A historic UN treaty will protect biodiversity in the High Seas

After two weeks of discussions in New York, U.N. members have reached an agreement for the first time to protect biodiversity in the high seas, which covers almost 50% of the Earth’s surface.

The U.N. Convention on the Law of the Sea came into force in 1994, before marine biodiversity was a well-established concept. An updated framework to protect marine life in the regions outside national boundary waters, known as the high seas, had been in discussions for over 20 years. Still, previous efforts to reach an agreement had repeatedly stalled. Finally, the unified agreement treaty was reached late Saturday.

The treaty will create a new body to manage the conservation of ocean life and establish marine protected areas on the high seas – And is critical to achieving the U.N. Biodiversity Conference’s recent pledge to save 30% of the planet’s waters and land for conservation.

The treaty also establishes ground rules for conducting environmental impact assessments for commercial ocean activities. Meaning all activities planned for the high seas need to be assessed in some form.

Many marine species – including dolphins, whales, sea turtles, and fish – make long annual migrations, crossing national borders and the high seas. However, efforts to protect them – and human communities that rely on fishing or tourism related to marine life – have previously been hampered by a confusing patchwork of laws. This treaty will also help to knit together the different regional treaties to address threats and concerns across species’ ranges.

That protection also helps coastal biodiversity and economies. Governments have taken an important step that strengthens the legal protection of two-thirds of the ocean and with it marine biodiversity and the livelihoods of coastal communities.

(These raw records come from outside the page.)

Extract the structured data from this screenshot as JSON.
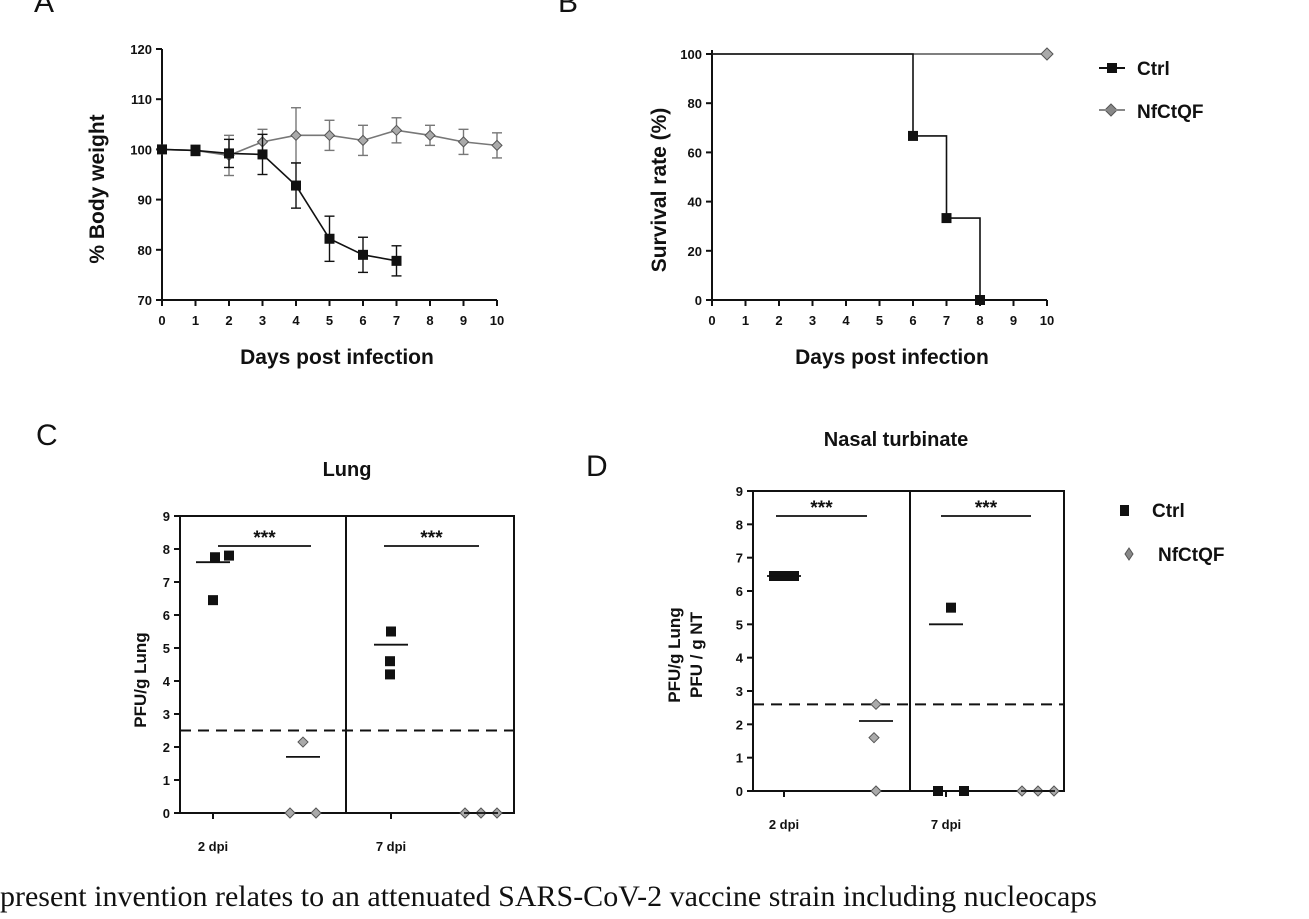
{
  "chart_data": [
    {
      "panel": "A",
      "type": "line",
      "title": "",
      "xlabel": "Days post infection",
      "ylabel": "% Body weight",
      "xlim": [
        0,
        10
      ],
      "ylim": [
        70,
        120
      ],
      "xticks": [
        "0",
        "1",
        "2",
        "3",
        "4",
        "5",
        "6",
        "7",
        "8",
        "9",
        "10"
      ],
      "yticks": [
        "70",
        "80",
        "90",
        "100",
        "110",
        "120"
      ],
      "series": [
        {
          "name": "Ctrl",
          "color": "#111111",
          "marker": "square",
          "x": [
            0,
            1,
            2,
            3,
            4,
            5,
            6,
            7
          ],
          "y": [
            100,
            99.8,
            99.2,
            99,
            92.8,
            82.2,
            79,
            77.8
          ],
          "err": [
            0.5,
            1,
            2.8,
            4,
            4.5,
            4.5,
            3.5,
            3
          ]
        },
        {
          "name": "NfCtQF",
          "color": "#777777",
          "marker": "diamond",
          "x": [
            0,
            1,
            2,
            3,
            4,
            5,
            6,
            7,
            8,
            9,
            10
          ],
          "y": [
            100,
            99.8,
            98.8,
            101.5,
            102.8,
            102.8,
            101.8,
            103.8,
            102.8,
            101.5,
            100.8
          ],
          "err": [
            0.5,
            1,
            4,
            2.5,
            5.5,
            3,
            3,
            2.5,
            2,
            2.5,
            2.5
          ]
        }
      ]
    },
    {
      "panel": "B",
      "type": "line",
      "title": "",
      "xlabel": "Days post infection",
      "ylabel": "Survival rate (%)",
      "xlim": [
        0,
        10
      ],
      "ylim": [
        0,
        100
      ],
      "xticks": [
        "0",
        "1",
        "2",
        "3",
        "4",
        "5",
        "6",
        "7",
        "8",
        "9",
        "10"
      ],
      "yticks": [
        "0",
        "20",
        "40",
        "60",
        "80",
        "100"
      ],
      "series": [
        {
          "name": "Ctrl",
          "color": "#111111",
          "marker": "square",
          "step": true,
          "x": [
            0,
            6,
            6,
            7,
            7,
            8,
            8
          ],
          "y": [
            100,
            100,
            66.7,
            66.7,
            33.3,
            33.3,
            0
          ],
          "marker_x": [
            6,
            7,
            8
          ],
          "marker_y": [
            66.7,
            33.3,
            0
          ]
        },
        {
          "name": "NfCtQF",
          "color": "#777777",
          "marker": "diamond",
          "step": true,
          "x": [
            0,
            10
          ],
          "y": [
            100,
            100
          ],
          "marker_x": [
            10
          ],
          "marker_y": [
            100
          ]
        }
      ]
    },
    {
      "panel": "C",
      "type": "scatter",
      "title": "Lung",
      "xlabel": "",
      "ylabel": "PFU/g Lung",
      "ylim": [
        0,
        9
      ],
      "yticks": [
        "0",
        "1",
        "2",
        "3",
        "4",
        "5",
        "6",
        "7",
        "8",
        "9"
      ],
      "groups": [
        "2 dpi",
        "7 dpi"
      ],
      "detection_limit": 2.5,
      "significance": [
        "***",
        "***"
      ],
      "series": [
        {
          "name": "Ctrl",
          "color": "#111111",
          "marker": "square",
          "points": [
            [
              0,
              7.75
            ],
            [
              0,
              7.8
            ],
            [
              0,
              6.45
            ],
            [
              1,
              5.5
            ],
            [
              1,
              4.6
            ],
            [
              1,
              4.2
            ]
          ],
          "means": [
            7.6,
            5.1
          ]
        },
        {
          "name": "NfCtQF",
          "color": "#777777",
          "marker": "diamond",
          "points": [
            [
              0,
              2.15
            ],
            [
              0,
              0
            ],
            [
              0,
              0
            ],
            [
              1,
              0
            ],
            [
              1,
              0
            ],
            [
              1,
              0
            ]
          ],
          "means": [
            1.7,
            0
          ]
        }
      ]
    },
    {
      "panel": "D",
      "type": "scatter",
      "title": "Nasal turbinate",
      "xlabel": "",
      "ylabel": "PFU/g Lung",
      "ylabel2": "PFU / g NT",
      "ylim": [
        0,
        9
      ],
      "yticks": [
        "0",
        "1",
        "2",
        "3",
        "4",
        "5",
        "6",
        "7",
        "8",
        "9"
      ],
      "groups": [
        "2 dpi",
        "7 dpi"
      ],
      "detection_limit": 2.6,
      "significance": [
        "***",
        "***"
      ],
      "series": [
        {
          "name": "Ctrl",
          "color": "#111111",
          "marker": "square",
          "points": [
            [
              0,
              6.45
            ],
            [
              0,
              6.45
            ],
            [
              0,
              6.45
            ],
            [
              1,
              5.5
            ],
            [
              1,
              0
            ],
            [
              1,
              0
            ]
          ],
          "means": [
            6.45,
            5.0
          ]
        },
        {
          "name": "NfCtQF",
          "color": "#777777",
          "marker": "diamond",
          "points": [
            [
              0,
              2.6
            ],
            [
              0,
              1.6
            ],
            [
              0,
              0
            ],
            [
              1,
              0
            ],
            [
              1,
              0
            ],
            [
              1,
              0
            ]
          ],
          "means": [
            2.1,
            0
          ]
        }
      ]
    }
  ],
  "panel_letters": {
    "a": "A",
    "b": "B",
    "c": "C",
    "d": "D"
  },
  "legend_top": {
    "ctrl": "Ctrl",
    "nfctqf": "NfCtQF"
  },
  "legend_bottom": {
    "ctrl": "Ctrl",
    "nfctqf": "NfCtQF"
  },
  "caption": "present invention relates to an attenuated SARS-CoV-2 vaccine strain including nucleocaps"
}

The question now is how well the ambitious treaty will be implemented.

The high seas have long suffered exploitation due to commercial fishing, mining, and pollution from chemicals and plastics. The new agreement is about acknowledging that the ocean is not a limitless resource, and it requires global cooperation to use the ocean sustainably.

What’s high seas?
The high seas begin at the border of countries’ exclusive economic zones, which extend up to 200 nautical miles (370 kilometres) from coastlines. They thus fall under the jurisdiction of no country. Even though the high seas comprise more than 60% of the world’s oceans and nearly half the planet’s surface, they have long drawn far less attention than coastal waters and a few iconic species. Only about one percent of the high seas are currently protected. When the new treaty comes into force, it will allow the creation of marine protected areas in these international waters.

At Priavo Security we are as passionate about protecting our environment as we are about keeping people safe. The sea plays a big part in our CEO, Pete Murphy’s life, as a proud former member of the Special Boat Service, and our maritime teams have personally witnessed the damage, destruction and pollution of the world’s oceans. A few years ago we partnered with the Nekton Foundation – an organisation dedicated to marine conservation, and have been supporting them on their conservation missions ensuring their scientists remain safe at sea.